The results obtained show that the radical scavenger effect induced by fermented as compared to unfermented grape skins might be explained, by the higher content of total phenols presented, which itself may be explained by the fermentative procedure in the first step of the winemaking process. Grape skin in pomace presents high phenolic content; being rich in anthocyanins, benzoic and hydroxycinnamic acids, catechins, flavonol glycosides, phenols acids and alcohols, stilbenes. Considered to have biological properties, these compounds are the main candidates. Indeed, total phenol content is strongly correlated with the antioxidant and vasorelaxant activities. Thus, FGS might be of great interest for its antiradical/antioxidant and endothelium-dependent vasodilator actions, inducing vasodilation that may involve NO and EDHF pathways.

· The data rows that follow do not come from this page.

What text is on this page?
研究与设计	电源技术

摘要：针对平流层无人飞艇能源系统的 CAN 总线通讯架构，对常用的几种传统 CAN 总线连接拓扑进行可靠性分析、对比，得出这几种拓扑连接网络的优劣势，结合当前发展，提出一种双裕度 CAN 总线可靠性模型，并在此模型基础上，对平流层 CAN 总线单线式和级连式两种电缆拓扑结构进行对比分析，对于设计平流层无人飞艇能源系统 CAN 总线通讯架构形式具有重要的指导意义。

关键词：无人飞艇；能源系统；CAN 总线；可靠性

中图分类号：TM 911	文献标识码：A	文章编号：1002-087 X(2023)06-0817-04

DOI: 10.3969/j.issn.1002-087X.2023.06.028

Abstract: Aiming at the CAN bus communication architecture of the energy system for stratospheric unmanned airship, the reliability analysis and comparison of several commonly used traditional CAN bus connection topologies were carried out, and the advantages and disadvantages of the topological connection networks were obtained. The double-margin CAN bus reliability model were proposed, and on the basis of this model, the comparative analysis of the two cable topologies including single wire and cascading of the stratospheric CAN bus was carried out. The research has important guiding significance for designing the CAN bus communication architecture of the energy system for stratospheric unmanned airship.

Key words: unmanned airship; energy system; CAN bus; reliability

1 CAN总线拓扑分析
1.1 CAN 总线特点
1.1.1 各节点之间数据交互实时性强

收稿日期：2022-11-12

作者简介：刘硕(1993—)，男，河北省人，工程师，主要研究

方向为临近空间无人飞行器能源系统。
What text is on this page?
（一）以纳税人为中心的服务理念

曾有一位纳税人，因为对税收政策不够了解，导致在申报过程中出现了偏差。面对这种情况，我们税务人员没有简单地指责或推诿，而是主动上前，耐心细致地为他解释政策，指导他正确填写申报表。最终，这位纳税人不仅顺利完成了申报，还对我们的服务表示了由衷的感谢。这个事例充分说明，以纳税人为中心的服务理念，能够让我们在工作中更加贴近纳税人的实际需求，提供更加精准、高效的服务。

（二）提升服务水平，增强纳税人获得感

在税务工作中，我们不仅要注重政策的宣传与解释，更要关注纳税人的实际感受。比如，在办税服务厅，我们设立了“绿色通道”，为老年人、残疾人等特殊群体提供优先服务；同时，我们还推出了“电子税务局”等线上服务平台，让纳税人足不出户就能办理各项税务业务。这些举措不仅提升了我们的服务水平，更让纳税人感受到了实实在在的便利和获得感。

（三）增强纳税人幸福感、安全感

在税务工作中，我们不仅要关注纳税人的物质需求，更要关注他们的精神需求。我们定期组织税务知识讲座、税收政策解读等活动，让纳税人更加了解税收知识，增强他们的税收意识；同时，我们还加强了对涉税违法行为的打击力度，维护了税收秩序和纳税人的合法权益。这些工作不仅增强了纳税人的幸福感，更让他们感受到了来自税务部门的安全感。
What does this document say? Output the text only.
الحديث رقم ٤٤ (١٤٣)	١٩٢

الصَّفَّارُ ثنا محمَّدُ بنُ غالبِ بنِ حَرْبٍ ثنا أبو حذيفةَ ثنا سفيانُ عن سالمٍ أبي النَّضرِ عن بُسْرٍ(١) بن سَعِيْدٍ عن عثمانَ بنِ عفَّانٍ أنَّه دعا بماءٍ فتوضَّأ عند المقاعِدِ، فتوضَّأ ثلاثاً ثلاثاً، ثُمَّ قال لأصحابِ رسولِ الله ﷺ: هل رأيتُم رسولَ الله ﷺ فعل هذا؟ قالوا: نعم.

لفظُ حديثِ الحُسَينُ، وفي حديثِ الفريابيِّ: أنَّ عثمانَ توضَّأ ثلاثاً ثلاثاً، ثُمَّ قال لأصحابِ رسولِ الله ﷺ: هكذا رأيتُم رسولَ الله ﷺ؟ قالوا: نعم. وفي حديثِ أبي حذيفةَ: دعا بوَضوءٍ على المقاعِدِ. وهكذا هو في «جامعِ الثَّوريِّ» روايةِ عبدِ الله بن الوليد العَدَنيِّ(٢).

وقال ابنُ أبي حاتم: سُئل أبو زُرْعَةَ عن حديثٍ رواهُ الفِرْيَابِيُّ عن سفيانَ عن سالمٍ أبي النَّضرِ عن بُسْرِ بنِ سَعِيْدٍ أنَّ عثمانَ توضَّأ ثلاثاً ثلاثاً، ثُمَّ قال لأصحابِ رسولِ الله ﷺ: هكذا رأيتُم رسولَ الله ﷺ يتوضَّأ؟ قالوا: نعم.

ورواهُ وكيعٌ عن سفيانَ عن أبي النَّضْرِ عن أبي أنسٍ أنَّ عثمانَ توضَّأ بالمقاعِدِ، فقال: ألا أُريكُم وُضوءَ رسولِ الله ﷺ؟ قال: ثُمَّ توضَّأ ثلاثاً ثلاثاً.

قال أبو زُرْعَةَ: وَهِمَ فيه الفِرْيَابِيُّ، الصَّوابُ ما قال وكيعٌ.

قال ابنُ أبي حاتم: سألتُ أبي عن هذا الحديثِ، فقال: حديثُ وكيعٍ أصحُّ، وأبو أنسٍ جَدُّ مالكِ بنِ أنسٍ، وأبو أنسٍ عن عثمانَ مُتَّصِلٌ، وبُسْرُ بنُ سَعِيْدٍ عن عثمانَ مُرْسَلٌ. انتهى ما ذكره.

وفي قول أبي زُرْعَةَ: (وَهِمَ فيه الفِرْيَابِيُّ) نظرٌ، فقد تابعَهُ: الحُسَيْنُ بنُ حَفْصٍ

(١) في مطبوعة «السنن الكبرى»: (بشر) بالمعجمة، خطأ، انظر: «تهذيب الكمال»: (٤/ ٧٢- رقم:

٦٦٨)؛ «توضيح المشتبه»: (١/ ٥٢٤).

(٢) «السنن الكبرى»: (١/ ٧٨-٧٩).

Taken together, the results obtained so far suggest that both the components and biological activities described in this work support the proposed use of grape byproducts, obtained from the wine production process, as a potential source of polyphenolic compounds for use in the food industry (nutraceutical, and/or pharmaceutical industries). The data obtained here, on a laboratory-scale, may be useful in the development of industrial scale FGS processing.